The questions proposed by van Westendorp might be altered slightly, yet in most cases, they go as follows:
At what particular price would you think that the product is too expensive?
At what particular price would you think that the product is probably of very low quality?
At what particular price would you think that the product is quite expensive, yet are still considering a purchase?
At what particular price would you think that the product is definitely worth buying as a perfect bargain?
After the answers are collected, retailers can craft prices that would both attract customers and, at the same time, maximize profit and revenue generated from sales.
Sustainable management of price sensitivity is one of the major prerequisites underlying financial goals’ achievement and customer lifetime value (CLV) increase. Price sensitivity management is a complex process entailing already several fundamental aspects:
Strengthen your company's brand. If customers are to make a single choice out of the wide range of similar products offered on the market, the brand loyalty becomes the factor which defines a purchase decision.
Offer a unique and personalized shopping experience. Today, most marketers in retail are not satisfied with the level of personalization they offer to clients. Optimal price, personalized promo, and special offers are crucial to build a comprehensive and unconventional shopping experience.
Tell about the benefits that your customers can receive.
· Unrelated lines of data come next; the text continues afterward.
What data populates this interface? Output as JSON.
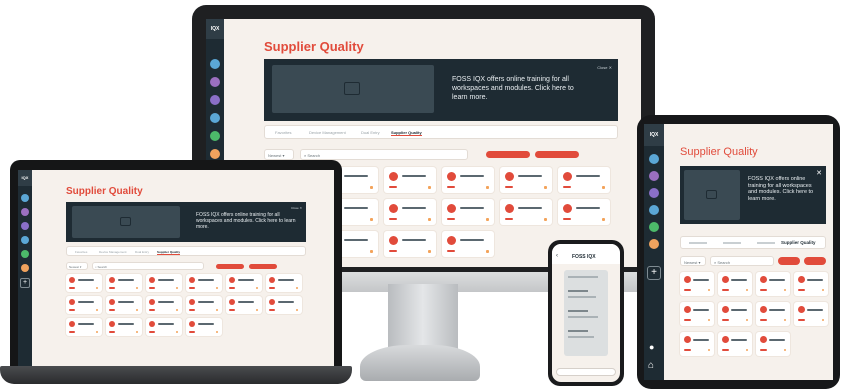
{
  "app": {
    "logo_text": "IQX",
    "page_title": "Supplier Quality",
    "banner": {
      "message": "FOSS IQX offers online training for all workspaces and modules. Click here to learn more.",
      "close_label": "Close"
    },
    "tabs": [
      "Favorites",
      "Device Management",
      "Dual Entry",
      "Supplier Quality"
    ],
    "active_tab": "Supplier Quality",
    "sort_label": "Newest",
    "search_placeholder": "Search",
    "rail_dot_colors": [
      "#5ba7d6",
      "#9b6fc0",
      "#8a6fc8",
      "#5ba7d6",
      "#4cba6a",
      "#f0a35e"
    ],
    "accent": "#e14b3b",
    "dark": "#1e2b33"
  },
  "phone": {
    "title": "FOSS IQX"
  }
}
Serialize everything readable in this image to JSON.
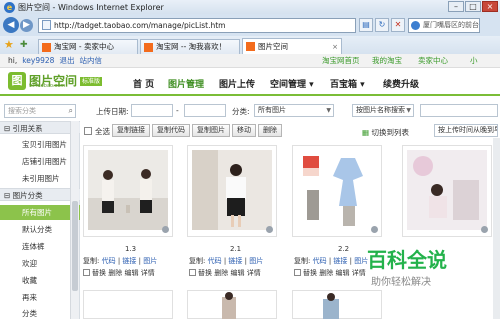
{
  "window": {
    "title": "图片空间 - Windows Internet Explorer",
    "url": "http://tadget.taobao.com/manage/picList.htm",
    "search_text": "厦门嘴唇区的前台乙"
  },
  "tabs": [
    {
      "label": "淘宝网 - 卖家中心"
    },
    {
      "label": "淘宝网 -- 淘我喜欢！"
    },
    {
      "label": "图片空间"
    }
  ],
  "sitebar": {
    "greeting": "hi,",
    "user": "key9928",
    "logout": "退出",
    "messages": "站内信",
    "taobao_home": "淘宝网首页",
    "my_taobao": "我的淘宝",
    "seller_center": "卖家中心",
    "more": "小"
  },
  "header": {
    "logo_text": "图片空间",
    "logo_sub": "tu.taobao.com",
    "badge": "标准版",
    "nav": [
      "首 页",
      "图片管理",
      "图片上传",
      "空间管理",
      "百宝箱",
      "续费升级"
    ]
  },
  "filters": {
    "search_placeholder": "搜索分类",
    "upload_date_label": "上传日期:",
    "category_label": "分类:",
    "category_value": "所有图片",
    "name_search_value": "按图片名称搜索",
    "view_switch": "切换到列表",
    "sort_value": "按上传时间从晚到早"
  },
  "actions": {
    "select_all": "全选",
    "buttons": [
      "复制链接",
      "复制代码",
      "复制图片",
      "移动",
      "删除"
    ]
  },
  "sidebar": {
    "sections": [
      {
        "label": "引用关系",
        "items": [
          "宝贝引用图片",
          "店铺引用图片",
          "未引用图片"
        ]
      },
      {
        "label": "图片分类",
        "items": [
          "所有图片",
          "默认分类",
          "连体裤",
          "欢迎",
          "收藏",
          "再来",
          "分类"
        ]
      }
    ]
  },
  "cards": [
    {
      "dim": "1.3",
      "copy": "复制:",
      "links": [
        "代码",
        "链接",
        "图片"
      ],
      "ops": [
        "替换",
        "删除",
        "编辑",
        "详情"
      ]
    },
    {
      "dim": "2.1",
      "copy": "复制:",
      "links": [
        "代码",
        "链接",
        "图片"
      ],
      "ops": [
        "替换",
        "删除",
        "编辑",
        "详情"
      ]
    },
    {
      "dim": "2.2",
      "copy": "复制:",
      "links": [
        "代码",
        "链接",
        "图片"
      ],
      "ops": [
        "替换",
        "删除",
        "编辑",
        "详情"
      ]
    },
    {
      "dim": "",
      "copy": "",
      "links": [],
      "ops": []
    }
  ],
  "watermark": {
    "title": "百科全说",
    "subtitle": "助你轻松解决"
  }
}
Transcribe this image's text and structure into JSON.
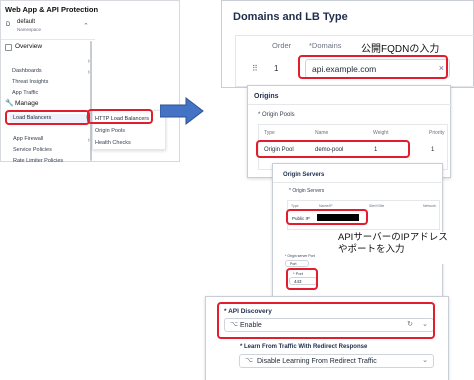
{
  "sidebar": {
    "app_title": "Web App & API Protection",
    "namespace_avatar": "D",
    "namespace_name": "default",
    "namespace_sub": "Namespace",
    "section_overview": "Overview",
    "overview_items": [
      "Dashboards",
      "Threat Insights",
      "App Traffic"
    ],
    "section_manage": "Manage",
    "manage_items": [
      "Load Balancers",
      "App Firewall",
      "Service Policies",
      "Rate Limiter Policies"
    ],
    "flyout_items": [
      "HTTP Load Balancers",
      "Origin Pools",
      "Health Checks"
    ]
  },
  "domains": {
    "title": "Domains and LB Type",
    "col_order": "Order",
    "col_domains": "*Domains",
    "row_order": "1",
    "domain_value": "api.example.com",
    "annotation": "公開FQDNの入力"
  },
  "origins": {
    "title": "Origins",
    "subtitle": "* Origin Pools",
    "columns": [
      "Type",
      "Name",
      "Weight",
      "Priority"
    ],
    "row": [
      "Origin Pool",
      "demo-pool",
      "1",
      "1"
    ]
  },
  "origin_servers": {
    "title": "Origin Servers",
    "subtitle": "* Origin Servers",
    "columns": [
      "Type",
      "Name/IP",
      "Site/VSite",
      "Network"
    ],
    "row_type": "Public IP",
    "port_section": "* Origin server Port",
    "port_select": "Port",
    "port_label": "* Port",
    "port_value": "443",
    "annotation_line1": "APIサーバーのIPアドレス",
    "annotation_line2": "やポートを入力"
  },
  "api": {
    "discovery_label": "* API Discovery",
    "discovery_value": "Enable",
    "learn_label": "* Learn From Traffic With Redirect Response",
    "learn_value": "Disable Learning From Redirect Traffic"
  },
  "colors": {
    "highlight": "#e11d2e",
    "arrow": "#4472c4",
    "active_row": "#eef1fb"
  }
}
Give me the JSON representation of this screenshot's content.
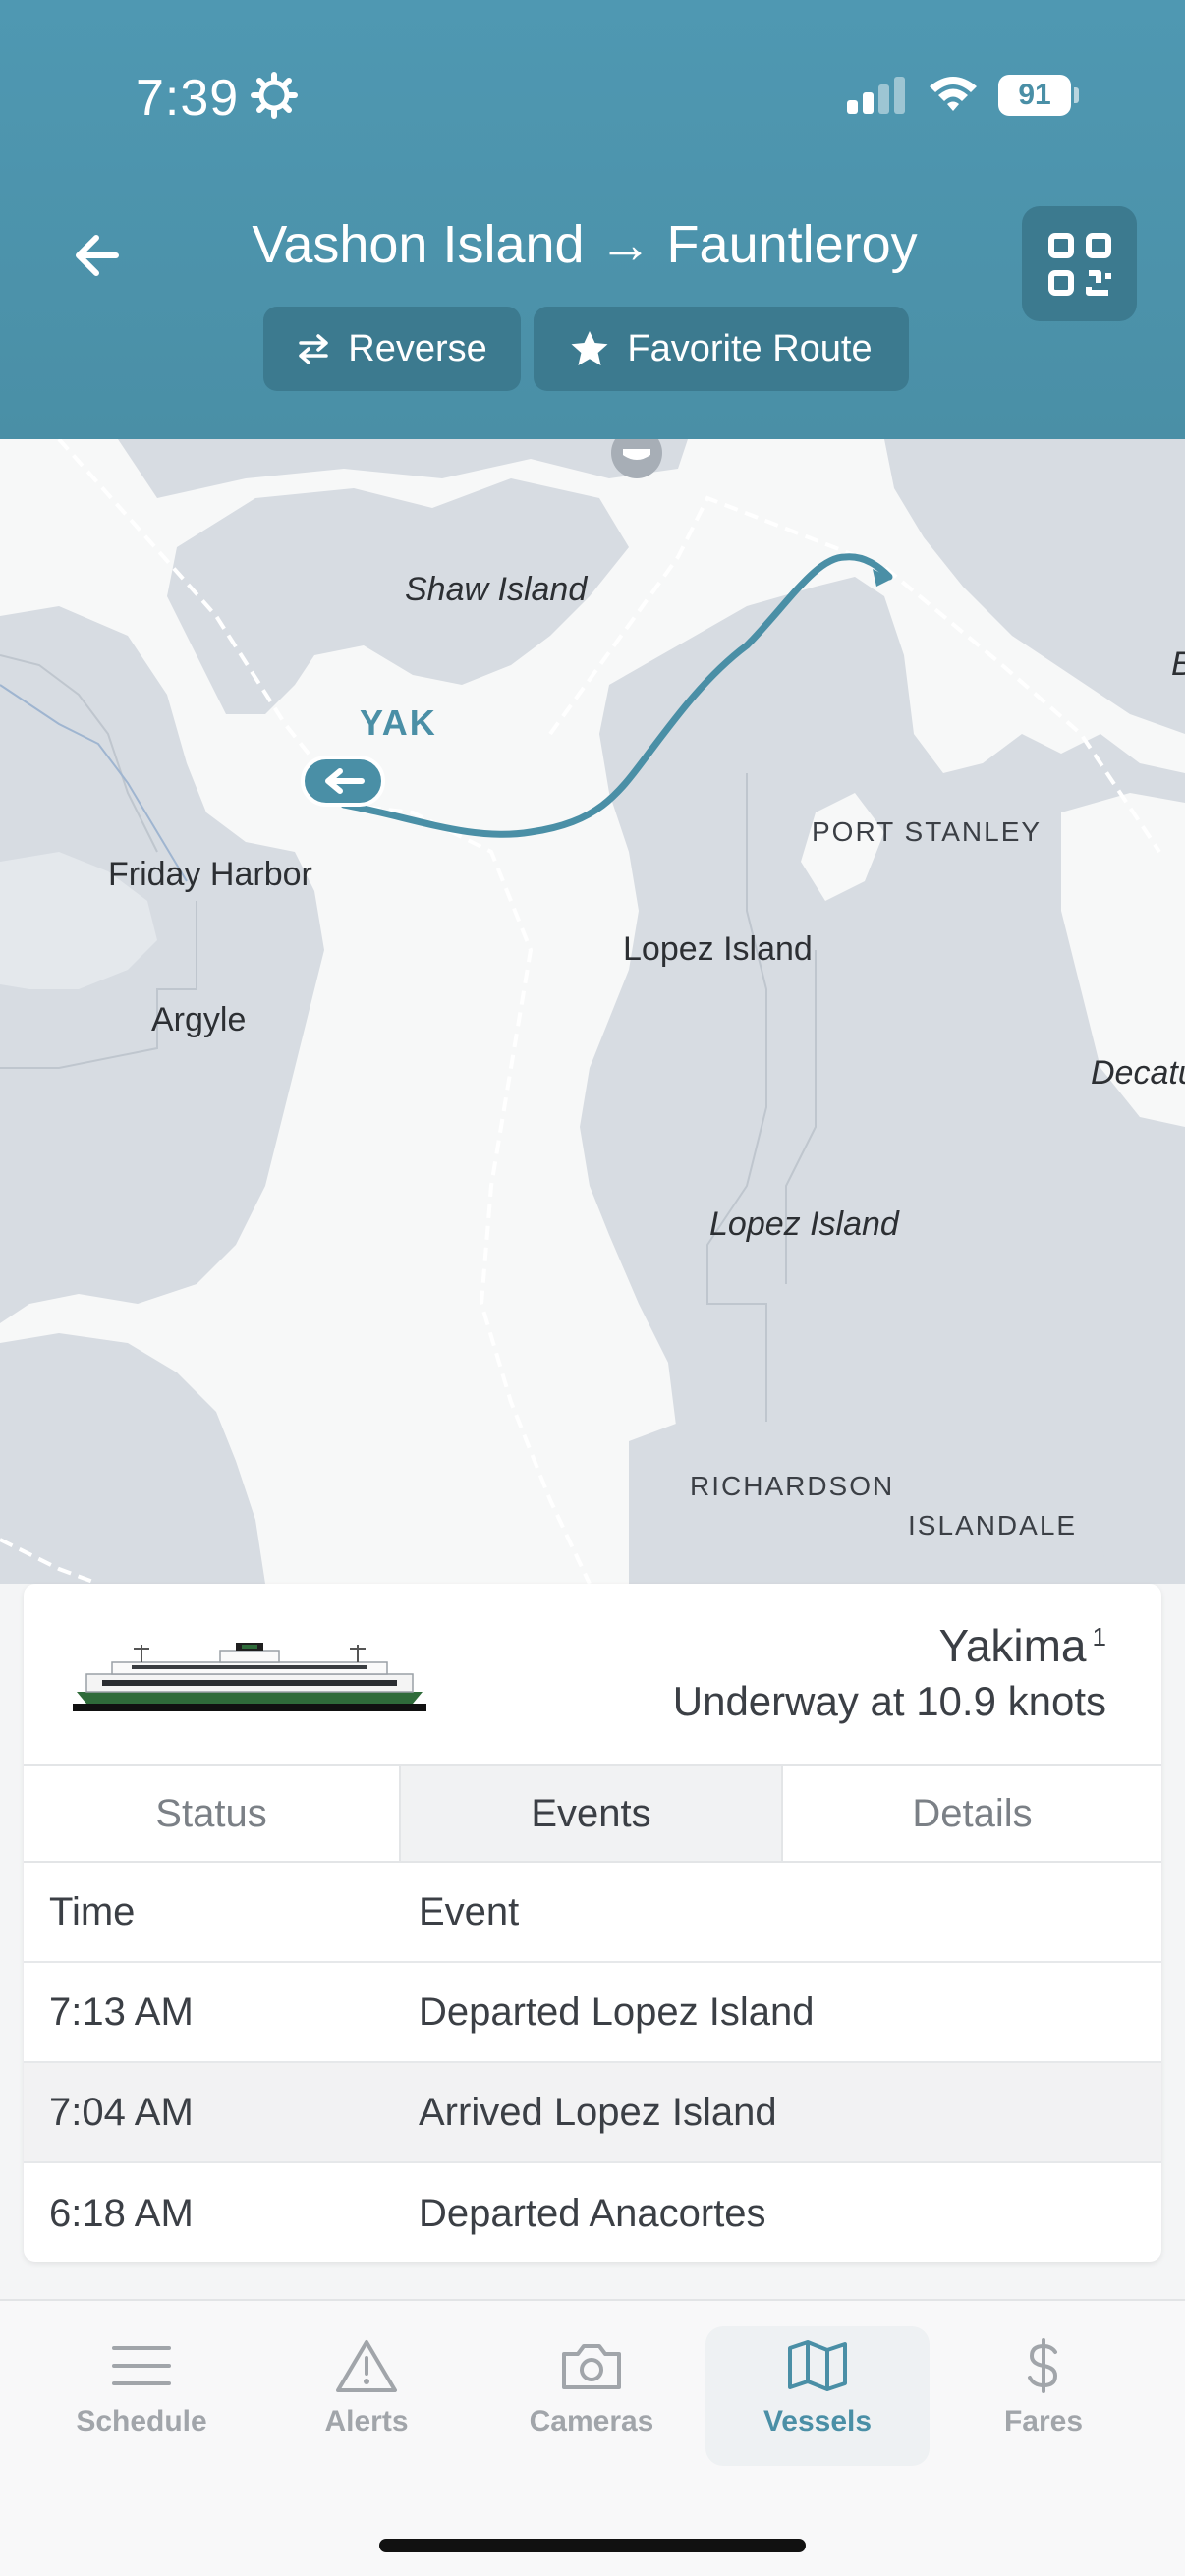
{
  "status_bar": {
    "time": "7:39",
    "battery": "91"
  },
  "header": {
    "title": "Vashon Island → Fauntleroy",
    "reverse_label": "Reverse",
    "favorite_label": "Favorite Route"
  },
  "map": {
    "labels": {
      "shaw_island": "Shaw Island",
      "friday_harbor": "Friday Harbor",
      "argyle": "Argyle",
      "lopez_island_town": "Lopez Island",
      "lopez_island": "Lopez Island",
      "port_stanley": "PORT STANLEY",
      "richardson": "RICHARDSON",
      "islandale": "ISLANDALE",
      "decatur": "Decatu",
      "edge_letter": "B"
    },
    "vessel_code": "YAK"
  },
  "vessel": {
    "name": "Yakima",
    "footnote": "1",
    "status": "Underway at 10.9 knots"
  },
  "tabs": [
    {
      "label": "Status"
    },
    {
      "label": "Events",
      "active": true
    },
    {
      "label": "Details"
    }
  ],
  "events": {
    "headers": {
      "time": "Time",
      "event": "Event"
    },
    "rows": [
      {
        "time": "7:13 AM",
        "event": "Departed Lopez Island"
      },
      {
        "time": "7:04 AM",
        "event": "Arrived Lopez Island"
      },
      {
        "time": "6:18 AM",
        "event": "Departed Anacortes"
      }
    ]
  },
  "nav": [
    {
      "label": "Schedule"
    },
    {
      "label": "Alerts"
    },
    {
      "label": "Cameras"
    },
    {
      "label": "Vessels",
      "active": true
    },
    {
      "label": "Fares"
    }
  ],
  "colors": {
    "accent": "#4a8fa6",
    "header": "#4f98b2",
    "land": "#d7dce2",
    "water": "#f7f8f8"
  }
}
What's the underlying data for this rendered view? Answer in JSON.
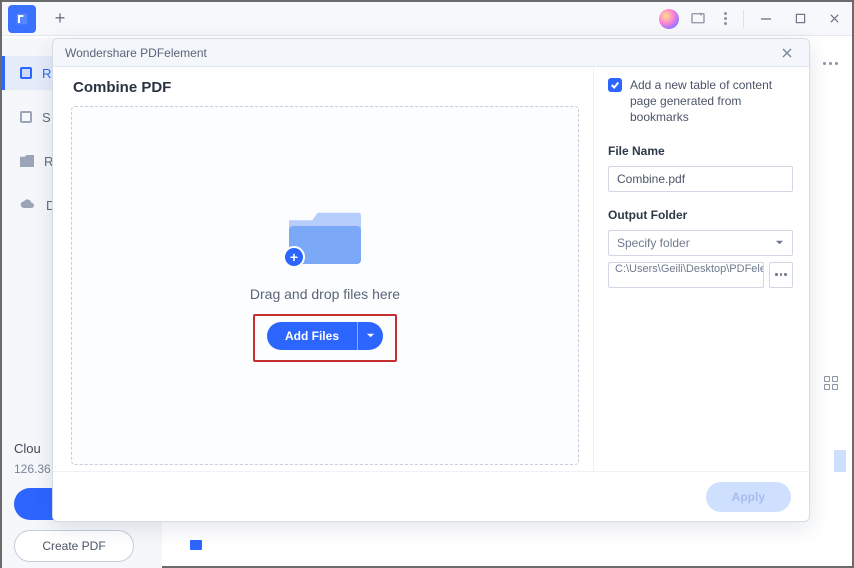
{
  "titlebar": {
    "title": "Wondershare PDFelement"
  },
  "sidebar": {
    "items": [
      {
        "label": "R"
      },
      {
        "label": "S"
      },
      {
        "label": "R"
      },
      {
        "label": "D"
      }
    ],
    "cloud_heading": "Clou",
    "cloud_size": "126.36",
    "create_pdf": "Create PDF"
  },
  "dialog": {
    "heading": "Combine PDF",
    "drop_text": "Drag and drop files here",
    "add_files": "Add Files",
    "option_toc": "Add a new table of content page generated from bookmarks",
    "filename_label": "File Name",
    "filename_value": "Combine.pdf",
    "outputfolder_label": "Output Folder",
    "outputfolder_select": "Specify folder",
    "outputfolder_path": "C:\\Users\\Geili\\Desktop\\PDFelement\\Cc",
    "apply": "Apply"
  }
}
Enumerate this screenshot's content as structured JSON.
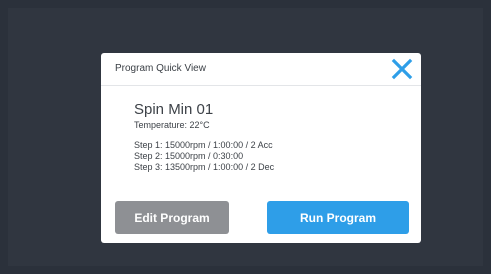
{
  "dialog": {
    "title": "Program Quick View",
    "close_icon": "close-icon",
    "accent_color": "#2e9ee8"
  },
  "program": {
    "name": "Spin Min 01",
    "temperature": "Temperature: 22°C",
    "steps": [
      "Step 1: 15000rpm / 1:00:00 / 2 Acc",
      "Step 2: 15000rpm / 0:30:00",
      "Step 3: 13500rpm / 1:00:00 / 2 Dec"
    ]
  },
  "actions": {
    "edit_label": "Edit Program",
    "run_label": "Run Program"
  }
}
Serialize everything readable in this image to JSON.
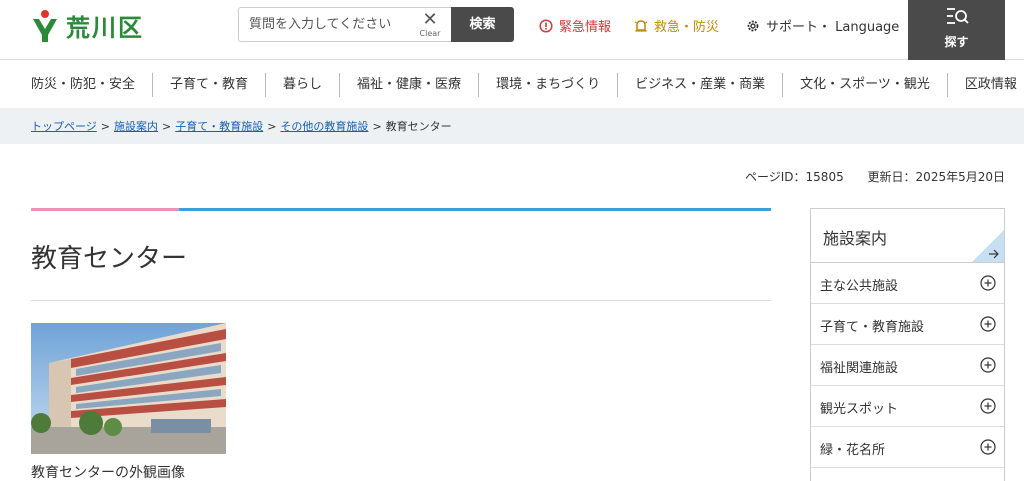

It is not enough to craft the better offer, you must also be able to communicate it and deliver the message to customers.
To sum up, brand perception, personalized shopping experience, and communication with customers are the three pillars underlying the effective and sustainable price sensitivity management.
As we've mentioned already, the retailer's historical sales may serve as a remarkably useful source of insights regarding price sensitivity. Yet, on a scale of the whole portfolio, the human-centric analyses and evaluations are not only resource-consuming but also remarkably vulnerable to mistakes which means risks for the business.
In this regard, the advanced pricing solutions, like Competera's platform, are inevitable. Using state-of-the-art algorithms, Competera often identifies implicit relationships between the prices and customers' willingness to pay. Just one example to illustrate the difference between human-centric and tech-driven approaches: managers consider only 3 pricing and non-pricing factors at once while pricing software can process up to 60 factors impacting sales.
Each vendor has its own approach to help retailers managing price sensitivity. At Competera, we use the latest-generation deep learning algorithms capable of processing billions of data points to ensure the integrity of results with the price effect prediction accuracy of 90-98%. What it means is that retailers can stay confident that they would both reach their business goals and sustain the customers' loyalty.
The high price sensitivity means that after a seller increases price, customers are likely not to buy a product as they consider it to be unreasonably overpriced. In other words, price sensitivity is high when a price change has an implicitly negative impact on demand.
Price sensitivity can be reduced primarily by effective management of reference prices for similar and supplemental products. In addition, a seller should also have an explicit vision of price points and price thresholds.